The endogenous cannabinoid (or endocannabinoid) system (ECS) is part of a central neuromodulatory system thought to play a key role in the regulation of feeding behavior and energy balance. However, increasing evidence suggests that modulation of the ECS may also act to regulate peripheral mechanisms involved in these processes, including lipogenesis in adipose tissue and liver, insulin release from pancreatic β-cells, and glucose uptake into skeletal muscle. It was recently shown that cannabinoid receptor type 1 (CB1) and type 2 (CB2), both key components of the ECS, are expressed in human and rodent skeletal muscle. However, their role in modulating insulin sensitivity in this metabolically active tissue has yet to be determined. Our aim was to establish the role, if any, of these receptors in modulating insulin sensitivity in skeletal muscle cells.


Cultured skeletal muscle cells were exposed to CB1 and/or CB2 pharmacological agonists/antagonists/inverse agonists, and the resulting effects on insulin-regulated phosphatidylinositol 3 kinase (PI 3-kinase)–protein kinase B (PKB) and extracellular signal–related kinases 1/2 (ERK1/2)-directed signaling were determined.

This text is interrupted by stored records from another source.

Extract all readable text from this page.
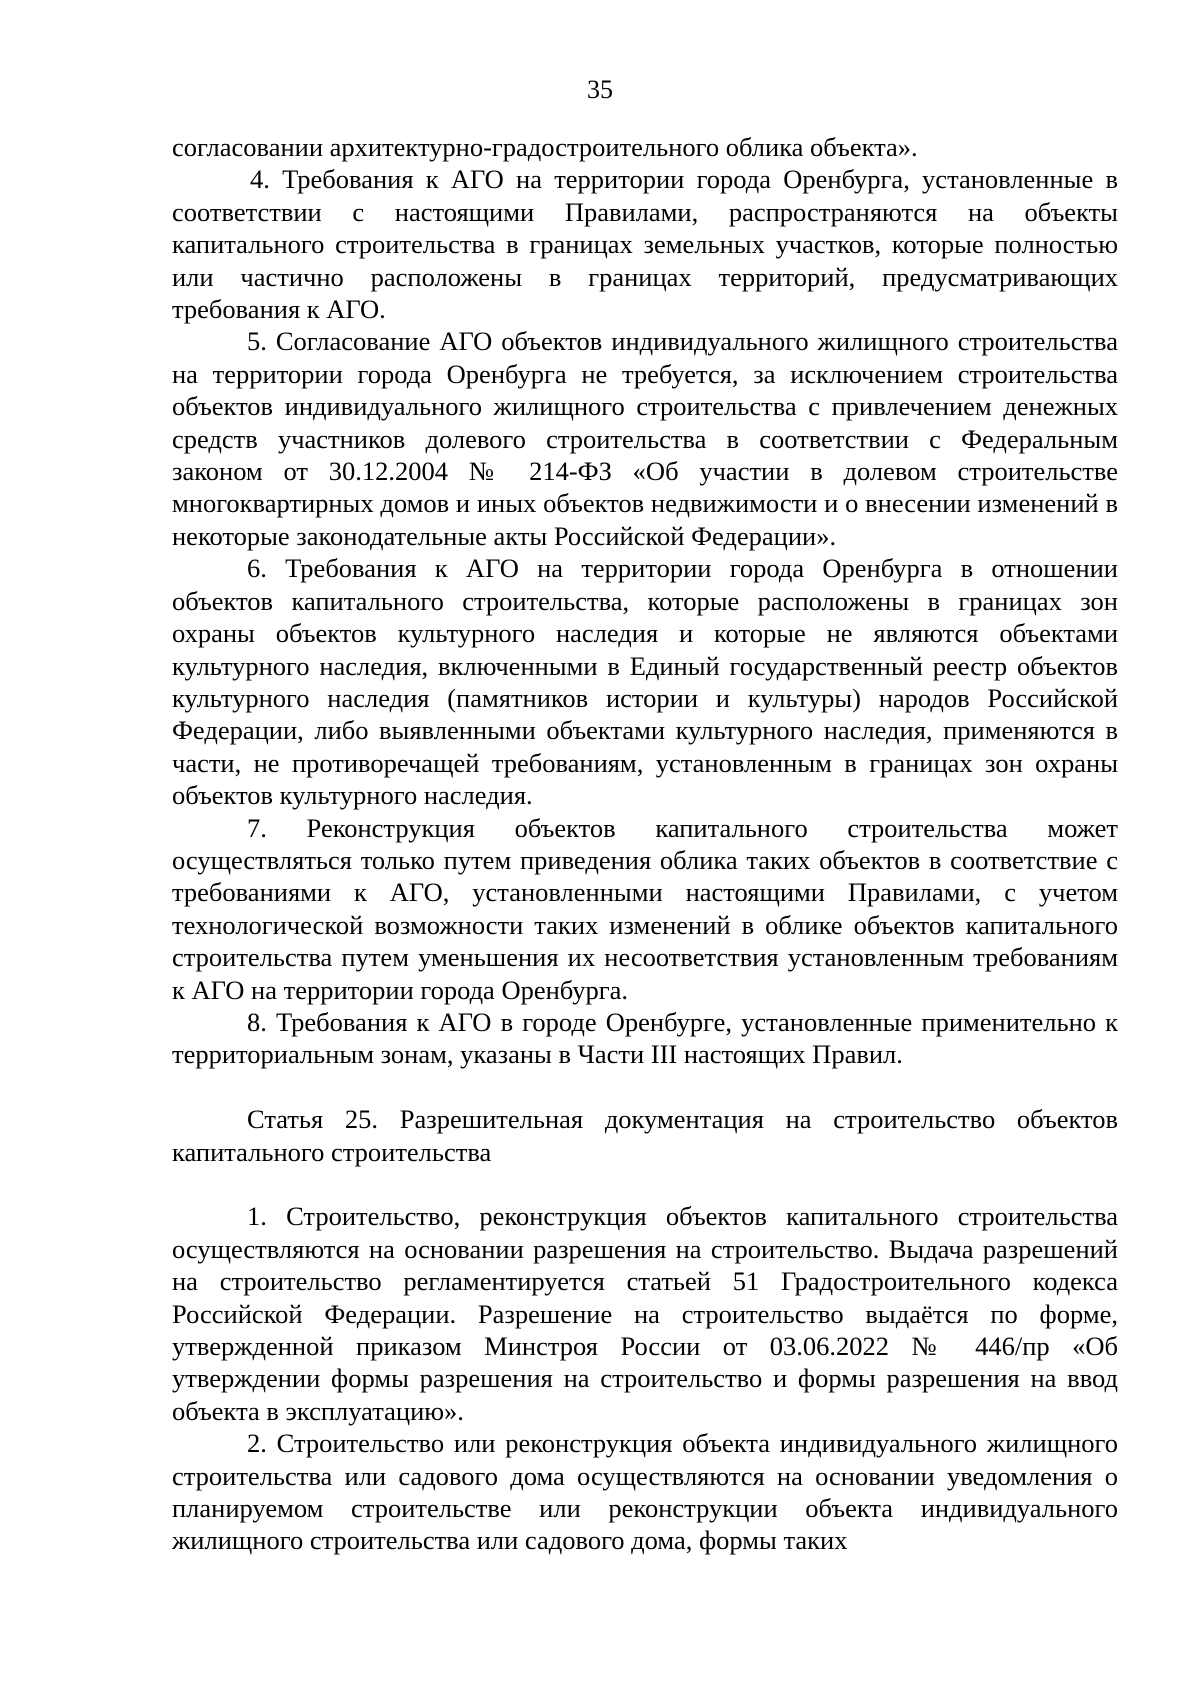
35

согласовании архитектурно-градостроительного облика объекта».

4. Требования к АГО на территории города Оренбурга, установленные в соответствии с настоящими Правилами, распространяются на объекты капитального строительства в границах земельных участков, которые полностью или частично расположены в границах территорий, предусматривающих требования к АГО.

5. Согласование АГО объектов индивидуального жилищного строительства на территории города Оренбурга не требуется, за исключением строительства объектов индивидуального жилищного строительства с привлечением денежных средств участников долевого строительства в соответствии с Федеральным законом от 30.12.2004 № 214-ФЗ «Об участии в долевом строительстве многоквартирных домов и иных объектов недвижимости и о внесении изменений в некоторые законодательные акты Российской Федерации».

6. Требования к АГО на территории города Оренбурга в отношении объектов капитального строительства, которые расположены в границах зон охраны объектов культурного наследия и которые не являются объектами культурного наследия, включенными в Единый государственный реестр объектов культурного наследия (памятников истории и культуры) народов Российской Федерации, либо выявленными объектами культурного наследия, применяются в части, не противоречащей требованиям, установленным в границах зон охраны объектов культурного наследия.

7. Реконструкция объектов капитального строительства может осуществляться только путем приведения облика таких объектов в соответствие с требованиями к АГО, установленными настоящими Правилами, с учетом технологической возможности таких изменений в облике объектов капитального строительства путем уменьшения их несоответствия установленным требованиям к АГО на территории города Оренбурга.

8. Требования к АГО в городе Оренбурге, установленные применительно к территориальным зонам, указаны в Части III настоящих Правил.

Статья 25. Разрешительная документация на строительство объектов капитального строительства

1. Строительство, реконструкция объектов капитального строительства осуществляются на основании разрешения на строительство. Выдача разрешений на строительство регламентируется статьей 51 Градостроительного кодекса Российской Федерации. Разрешение на строительство выдаётся по форме, утвержденной приказом Минстроя России от 03.06.2022 № 446/пр «Об утверждении формы разрешения на строительство и формы разрешения на ввод объекта в эксплуатацию».

2. Строительство или реконструкция объекта индивидуального жилищного строительства или садового дома осуществляются на основании уведомления о планируемом строительстве или реконструкции объекта индивидуального жилищного строительства или садового дома, формы таких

Here, we report that modulating the activity of the ECS in skeletal muscle regulates both insulin-dependent mitogen-activated protein (MAP) kinase (ERK1/2) and the canonical PI 3-kinase/PKB signaling pathways. We show that pharmacological activation or inhibition of CB1 receptor activity exerts a differential effect with regard to MAP kinase– and PKB-directed signaling.


Our study provides evidence that signaling via cannabinoid receptors can significantly modulate mitogenic and metabolic signaling in skeletal muscle with important implications for muscle growth and differentiation as well as the regulation of glucose and lipid metabolism.